Lodi High School is a high school located in Lodi, Wisconsin. It is part of the School District of Lodi.

== Extra-curricular activities ==
Sports offered include baseball, softball, cross country, track, boys' basketball, girls' basketball, boys' soccer, girls' soccer, football, wrestling, tennis, lacrosse, curling, and volleyball. Some of the non-sport extracurriculars offered are Mock trial, forensics, the winter musical, and the spring play.

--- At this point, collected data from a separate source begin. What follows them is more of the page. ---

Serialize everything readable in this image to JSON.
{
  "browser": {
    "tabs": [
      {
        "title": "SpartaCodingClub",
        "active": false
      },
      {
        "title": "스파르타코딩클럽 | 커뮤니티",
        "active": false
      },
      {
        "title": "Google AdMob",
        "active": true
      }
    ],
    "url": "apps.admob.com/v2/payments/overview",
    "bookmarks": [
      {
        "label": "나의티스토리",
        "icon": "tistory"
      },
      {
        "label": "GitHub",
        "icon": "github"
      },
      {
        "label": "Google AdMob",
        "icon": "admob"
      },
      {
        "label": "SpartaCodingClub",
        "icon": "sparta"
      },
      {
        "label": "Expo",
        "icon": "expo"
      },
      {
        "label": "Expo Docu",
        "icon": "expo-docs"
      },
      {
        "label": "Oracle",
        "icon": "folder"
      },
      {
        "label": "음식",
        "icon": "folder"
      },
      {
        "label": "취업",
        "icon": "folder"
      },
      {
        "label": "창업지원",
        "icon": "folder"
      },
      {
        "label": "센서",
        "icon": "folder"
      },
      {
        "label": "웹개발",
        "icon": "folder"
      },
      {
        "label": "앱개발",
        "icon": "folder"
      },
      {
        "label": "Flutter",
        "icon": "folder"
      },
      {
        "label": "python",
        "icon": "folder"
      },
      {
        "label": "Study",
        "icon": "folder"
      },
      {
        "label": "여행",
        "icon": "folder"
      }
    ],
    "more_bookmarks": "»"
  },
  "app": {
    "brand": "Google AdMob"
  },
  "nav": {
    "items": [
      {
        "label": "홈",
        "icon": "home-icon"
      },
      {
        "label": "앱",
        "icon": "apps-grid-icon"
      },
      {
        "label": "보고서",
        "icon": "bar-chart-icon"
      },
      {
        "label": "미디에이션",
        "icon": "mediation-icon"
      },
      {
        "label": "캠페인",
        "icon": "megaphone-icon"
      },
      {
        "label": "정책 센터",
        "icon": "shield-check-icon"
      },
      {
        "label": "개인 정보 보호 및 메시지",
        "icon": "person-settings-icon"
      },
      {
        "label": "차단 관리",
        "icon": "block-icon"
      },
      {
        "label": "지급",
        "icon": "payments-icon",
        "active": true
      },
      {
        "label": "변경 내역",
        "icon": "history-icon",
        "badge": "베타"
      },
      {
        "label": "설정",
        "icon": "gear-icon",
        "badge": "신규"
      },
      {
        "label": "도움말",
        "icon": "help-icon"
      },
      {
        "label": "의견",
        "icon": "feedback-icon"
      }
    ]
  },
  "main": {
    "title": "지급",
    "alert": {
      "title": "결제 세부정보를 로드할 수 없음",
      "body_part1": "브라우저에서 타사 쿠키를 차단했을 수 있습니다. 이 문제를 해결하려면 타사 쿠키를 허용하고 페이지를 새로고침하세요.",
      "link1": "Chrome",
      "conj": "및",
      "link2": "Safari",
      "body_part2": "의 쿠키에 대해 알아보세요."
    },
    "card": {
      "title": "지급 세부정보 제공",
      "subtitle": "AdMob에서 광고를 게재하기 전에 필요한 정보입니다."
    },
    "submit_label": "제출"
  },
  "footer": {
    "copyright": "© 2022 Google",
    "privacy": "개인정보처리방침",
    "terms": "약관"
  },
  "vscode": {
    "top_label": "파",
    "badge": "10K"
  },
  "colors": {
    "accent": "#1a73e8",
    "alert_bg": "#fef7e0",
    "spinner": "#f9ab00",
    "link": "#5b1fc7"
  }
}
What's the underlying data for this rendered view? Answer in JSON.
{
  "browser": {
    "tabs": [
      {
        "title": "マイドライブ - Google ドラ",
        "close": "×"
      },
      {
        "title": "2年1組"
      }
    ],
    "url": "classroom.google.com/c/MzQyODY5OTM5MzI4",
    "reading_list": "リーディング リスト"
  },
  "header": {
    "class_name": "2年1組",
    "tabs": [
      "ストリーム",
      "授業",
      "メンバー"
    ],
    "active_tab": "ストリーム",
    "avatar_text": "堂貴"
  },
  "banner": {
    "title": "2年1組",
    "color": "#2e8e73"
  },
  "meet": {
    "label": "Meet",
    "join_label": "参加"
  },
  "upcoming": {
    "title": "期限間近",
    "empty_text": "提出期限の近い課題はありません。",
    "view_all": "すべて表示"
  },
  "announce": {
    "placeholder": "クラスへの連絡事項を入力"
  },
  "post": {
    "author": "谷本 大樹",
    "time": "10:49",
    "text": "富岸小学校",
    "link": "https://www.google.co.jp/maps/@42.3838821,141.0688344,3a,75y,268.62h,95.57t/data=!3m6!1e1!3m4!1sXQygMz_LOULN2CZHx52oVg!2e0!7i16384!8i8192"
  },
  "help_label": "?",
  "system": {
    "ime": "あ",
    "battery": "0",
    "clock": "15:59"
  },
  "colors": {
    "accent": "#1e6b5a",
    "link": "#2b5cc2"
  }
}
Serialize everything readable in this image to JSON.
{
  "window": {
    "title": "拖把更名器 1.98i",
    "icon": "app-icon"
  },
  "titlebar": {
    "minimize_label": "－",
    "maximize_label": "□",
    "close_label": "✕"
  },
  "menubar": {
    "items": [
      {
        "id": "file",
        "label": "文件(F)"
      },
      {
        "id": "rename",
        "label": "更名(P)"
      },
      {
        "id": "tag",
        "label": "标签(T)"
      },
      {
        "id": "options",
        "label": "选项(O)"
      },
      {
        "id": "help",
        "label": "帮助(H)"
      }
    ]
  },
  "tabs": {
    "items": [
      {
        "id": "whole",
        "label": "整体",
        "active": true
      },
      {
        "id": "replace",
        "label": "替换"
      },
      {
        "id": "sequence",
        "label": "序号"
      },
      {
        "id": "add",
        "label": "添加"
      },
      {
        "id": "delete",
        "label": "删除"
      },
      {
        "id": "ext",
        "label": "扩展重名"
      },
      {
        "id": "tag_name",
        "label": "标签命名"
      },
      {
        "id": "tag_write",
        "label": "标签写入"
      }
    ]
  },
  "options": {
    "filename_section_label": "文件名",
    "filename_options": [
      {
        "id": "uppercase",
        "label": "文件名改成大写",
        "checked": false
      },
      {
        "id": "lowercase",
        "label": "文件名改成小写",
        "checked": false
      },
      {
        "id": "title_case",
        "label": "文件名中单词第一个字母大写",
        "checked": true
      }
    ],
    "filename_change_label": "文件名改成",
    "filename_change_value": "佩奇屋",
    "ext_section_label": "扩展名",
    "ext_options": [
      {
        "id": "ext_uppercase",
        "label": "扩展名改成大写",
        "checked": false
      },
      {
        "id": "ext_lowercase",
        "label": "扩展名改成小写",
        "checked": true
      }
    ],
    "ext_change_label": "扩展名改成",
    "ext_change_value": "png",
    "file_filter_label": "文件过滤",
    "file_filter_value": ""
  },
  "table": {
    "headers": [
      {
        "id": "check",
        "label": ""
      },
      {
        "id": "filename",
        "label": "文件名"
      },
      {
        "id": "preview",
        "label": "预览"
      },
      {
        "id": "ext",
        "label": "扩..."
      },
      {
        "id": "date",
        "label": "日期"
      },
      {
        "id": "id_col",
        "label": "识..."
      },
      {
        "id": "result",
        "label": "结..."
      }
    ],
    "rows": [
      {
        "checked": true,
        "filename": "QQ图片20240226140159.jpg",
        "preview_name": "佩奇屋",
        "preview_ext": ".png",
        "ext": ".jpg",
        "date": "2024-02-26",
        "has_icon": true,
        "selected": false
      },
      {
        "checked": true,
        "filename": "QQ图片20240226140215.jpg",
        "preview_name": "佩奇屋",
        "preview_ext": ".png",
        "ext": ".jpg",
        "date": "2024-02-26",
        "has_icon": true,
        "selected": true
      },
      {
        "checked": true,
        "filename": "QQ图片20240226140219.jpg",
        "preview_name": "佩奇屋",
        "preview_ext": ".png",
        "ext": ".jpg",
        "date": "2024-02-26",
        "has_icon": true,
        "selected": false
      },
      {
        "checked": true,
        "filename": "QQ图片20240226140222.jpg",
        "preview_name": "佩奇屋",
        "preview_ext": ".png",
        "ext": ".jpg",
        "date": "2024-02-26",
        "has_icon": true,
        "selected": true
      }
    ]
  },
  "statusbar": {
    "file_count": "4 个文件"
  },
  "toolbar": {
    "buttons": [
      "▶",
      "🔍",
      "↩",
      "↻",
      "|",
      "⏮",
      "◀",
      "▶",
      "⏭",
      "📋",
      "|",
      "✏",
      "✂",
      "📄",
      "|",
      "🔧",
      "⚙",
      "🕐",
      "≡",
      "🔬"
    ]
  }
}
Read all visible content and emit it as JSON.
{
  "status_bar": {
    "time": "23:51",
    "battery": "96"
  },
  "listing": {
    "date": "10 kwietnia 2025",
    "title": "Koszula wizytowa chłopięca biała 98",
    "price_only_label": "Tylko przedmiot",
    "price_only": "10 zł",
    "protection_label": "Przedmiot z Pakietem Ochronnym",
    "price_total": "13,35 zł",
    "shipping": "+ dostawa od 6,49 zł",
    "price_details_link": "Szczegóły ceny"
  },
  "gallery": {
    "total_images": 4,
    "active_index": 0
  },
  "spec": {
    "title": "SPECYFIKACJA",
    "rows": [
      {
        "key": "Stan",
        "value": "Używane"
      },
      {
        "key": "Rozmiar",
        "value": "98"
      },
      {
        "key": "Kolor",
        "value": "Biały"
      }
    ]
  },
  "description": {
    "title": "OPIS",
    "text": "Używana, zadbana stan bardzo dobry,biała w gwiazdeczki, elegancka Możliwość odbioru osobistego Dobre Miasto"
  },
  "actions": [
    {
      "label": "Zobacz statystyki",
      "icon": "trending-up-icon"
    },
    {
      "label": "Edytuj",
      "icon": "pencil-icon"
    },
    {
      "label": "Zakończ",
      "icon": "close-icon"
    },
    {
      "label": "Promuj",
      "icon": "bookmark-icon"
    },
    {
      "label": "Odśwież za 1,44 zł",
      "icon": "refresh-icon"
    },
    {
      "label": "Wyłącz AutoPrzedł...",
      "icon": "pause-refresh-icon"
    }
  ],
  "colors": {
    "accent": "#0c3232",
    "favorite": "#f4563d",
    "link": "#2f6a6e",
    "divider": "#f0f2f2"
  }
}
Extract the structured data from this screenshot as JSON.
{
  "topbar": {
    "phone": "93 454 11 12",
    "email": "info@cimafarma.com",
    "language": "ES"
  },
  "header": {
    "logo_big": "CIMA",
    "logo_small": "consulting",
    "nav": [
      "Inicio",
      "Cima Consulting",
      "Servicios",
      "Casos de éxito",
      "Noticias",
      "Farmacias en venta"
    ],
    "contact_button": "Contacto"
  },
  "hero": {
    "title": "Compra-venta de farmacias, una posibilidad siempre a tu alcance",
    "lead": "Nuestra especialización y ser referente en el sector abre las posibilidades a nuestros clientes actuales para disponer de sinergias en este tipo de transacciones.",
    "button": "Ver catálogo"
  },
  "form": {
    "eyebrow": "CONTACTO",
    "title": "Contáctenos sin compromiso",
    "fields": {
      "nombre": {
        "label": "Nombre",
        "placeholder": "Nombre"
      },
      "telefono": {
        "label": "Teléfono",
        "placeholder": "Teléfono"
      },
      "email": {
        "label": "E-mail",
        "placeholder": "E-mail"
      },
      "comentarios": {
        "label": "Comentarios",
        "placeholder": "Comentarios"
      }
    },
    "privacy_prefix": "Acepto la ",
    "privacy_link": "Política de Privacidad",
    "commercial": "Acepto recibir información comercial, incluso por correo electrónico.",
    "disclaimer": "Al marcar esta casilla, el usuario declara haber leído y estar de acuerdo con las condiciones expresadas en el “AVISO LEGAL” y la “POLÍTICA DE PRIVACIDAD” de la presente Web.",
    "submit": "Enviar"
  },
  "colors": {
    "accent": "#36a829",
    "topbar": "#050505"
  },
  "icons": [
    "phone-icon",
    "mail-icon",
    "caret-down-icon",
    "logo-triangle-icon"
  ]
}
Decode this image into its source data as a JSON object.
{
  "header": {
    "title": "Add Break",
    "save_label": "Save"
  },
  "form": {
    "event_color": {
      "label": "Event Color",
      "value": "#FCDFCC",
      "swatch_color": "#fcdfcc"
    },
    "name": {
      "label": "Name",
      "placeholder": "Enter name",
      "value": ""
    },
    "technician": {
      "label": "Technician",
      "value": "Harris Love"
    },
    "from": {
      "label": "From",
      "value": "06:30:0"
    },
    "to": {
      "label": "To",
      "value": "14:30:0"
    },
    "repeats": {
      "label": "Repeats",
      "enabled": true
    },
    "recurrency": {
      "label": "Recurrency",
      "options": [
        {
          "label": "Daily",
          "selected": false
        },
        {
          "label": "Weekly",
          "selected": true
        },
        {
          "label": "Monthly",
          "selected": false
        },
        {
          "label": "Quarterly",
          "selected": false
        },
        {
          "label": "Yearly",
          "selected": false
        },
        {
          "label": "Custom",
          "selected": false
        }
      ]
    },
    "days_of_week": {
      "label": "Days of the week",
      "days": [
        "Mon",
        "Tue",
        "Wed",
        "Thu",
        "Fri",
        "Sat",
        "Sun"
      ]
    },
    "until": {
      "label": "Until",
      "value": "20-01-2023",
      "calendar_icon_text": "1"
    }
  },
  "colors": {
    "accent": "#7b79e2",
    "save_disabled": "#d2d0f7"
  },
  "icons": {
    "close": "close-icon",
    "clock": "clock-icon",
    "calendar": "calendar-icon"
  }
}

=== Athletic conference affiliation history ===

- Madison Suburban Conference (1926-1932)
- Tri-County League (1932-1963)
- Madison Suburban Conference (1963-1969)
- Capitol Conference (1969-2001)
- South Central Conference (2001-2006)
- Capitol Conference (2006–present)

== State championships ==
- 2013 Baseball: 6–2 over Green Bay Notre Dame
- 2017 Football: 17–10 over St Croix Central
- 2023 Football: 38-14 over Luxembourg-Casco

== Rivalries ==
Lodi has multiple rivalries with multiple teams. The more well-known rivalries are Poynette, and Sauk Prairie. Poynette has been in the same conferences since 1982, but will be separated in 2020 for football only. Sauk Prairie and Lodi play in the "Wisconsin River Classic" and Battle for the Paddle. The paddle is blue on one side and red on the other. Sauk Prairie leads the trophy series 4–2, with Lodi winning the last contest in 2019, 61–53. Other notable rivalries are with Lakeside Lutheran and Wisconsin Dells.